Akşam haberlerini çoğu zaman izlemeye çalışırım elimden geldiği kadar. Bu konuda en güvendiğim televizyon kanalı en başta TRT ve daha sonrasında da NTV televizyonudur. Diğer tanınmış kanalların bir çoğuda sizin bildiğiniz televizyon kanalları ama her nedense onların kanallarında ki haberleri izlerken bunalıma giriyorum nerede ise kriz geçiriyorum. Gündemde yurdumuzu ve dünyayı ilgilendiren bir dolu olay varken; başta savaşlar, açlık, yoksulluk, silahlanma yarışı, bölgesel çalkantılar dururken suya sabuna dokunmayan saçma sapan haberleri bize servis ediyorlar. Hem de bunları tanınmış spikerler ve medyatik sunucular kanalı ile yapıyorlar.
Kedinin bir tanesi ağaca çıkmış da inemiyormuş, efendime söyleyeyim itfaiye gelmiş kediyi ağaçtan indirmiş sonrada kediyi kucaklarına almışlar basına poz vermişler fotoğraf çektirmişler. Amanda aman hayvanları hepimiz seviyoruz ama ana haber bülteninde de böyle saçma sapan haberleri kayda değer haber diye karşımız çıkarmayın...
Erken karardı mı hava, yüreğimde kararıyor, hüzünleniyorum kasvet çöküyor yüreğime, sade yüreğime mi; her yerime...Oysa yazın ne kadar güzel, gündüzlerin uzun olması, sıcak olması, kısa kollu gömlek ile lastik ayakkabılar ile dolaşmak.
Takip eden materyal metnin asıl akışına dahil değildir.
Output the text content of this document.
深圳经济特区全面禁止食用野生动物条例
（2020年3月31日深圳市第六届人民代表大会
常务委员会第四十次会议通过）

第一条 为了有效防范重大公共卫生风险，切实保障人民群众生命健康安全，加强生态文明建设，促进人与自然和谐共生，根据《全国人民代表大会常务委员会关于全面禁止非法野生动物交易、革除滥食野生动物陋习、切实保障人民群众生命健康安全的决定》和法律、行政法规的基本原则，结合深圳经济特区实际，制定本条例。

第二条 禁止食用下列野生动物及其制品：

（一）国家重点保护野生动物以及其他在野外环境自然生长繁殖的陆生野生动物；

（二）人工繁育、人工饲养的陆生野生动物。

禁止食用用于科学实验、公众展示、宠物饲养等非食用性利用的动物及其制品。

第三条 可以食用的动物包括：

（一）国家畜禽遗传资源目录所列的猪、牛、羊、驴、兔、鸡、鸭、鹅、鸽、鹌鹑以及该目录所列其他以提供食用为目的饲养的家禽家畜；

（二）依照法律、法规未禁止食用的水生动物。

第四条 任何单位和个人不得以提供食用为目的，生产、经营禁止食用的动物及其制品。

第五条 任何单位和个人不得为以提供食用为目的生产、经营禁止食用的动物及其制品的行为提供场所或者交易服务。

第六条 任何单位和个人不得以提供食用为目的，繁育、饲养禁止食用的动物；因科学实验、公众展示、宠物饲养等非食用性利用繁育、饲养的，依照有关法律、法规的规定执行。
Çocukluk zamanlarında ortaokul talebesi iken cumartesi ve pazar günlerini iple çekerdik. Cumartesi ve pazar günü kolasına maçlarımız vardı, kızlarla oğlanlarla kakara kikiri geyik muhabbetlerimiz vardı. Bilardo ve masa tenisi oynamak vardı. Acıyorum birazda şimdiki çocuklara, varsa yoksa bilgisayar. Yanlış anlaşılmasın bilgisayarı kötülemiyorum ama çok da sık takılmamak lazım. Gözleri ve beyni müthiş derecede yoruyor. Anne ve babalar çocuklarınıza bu konuda çok da kısıtlamalar getiremediğinizi kendi çocuklarımdan da az çok biliyorum ama bunu ne yapıp edip yapmalısınız. Asosyal çocuklarla dolup taşacak nerede ise ülkemiz...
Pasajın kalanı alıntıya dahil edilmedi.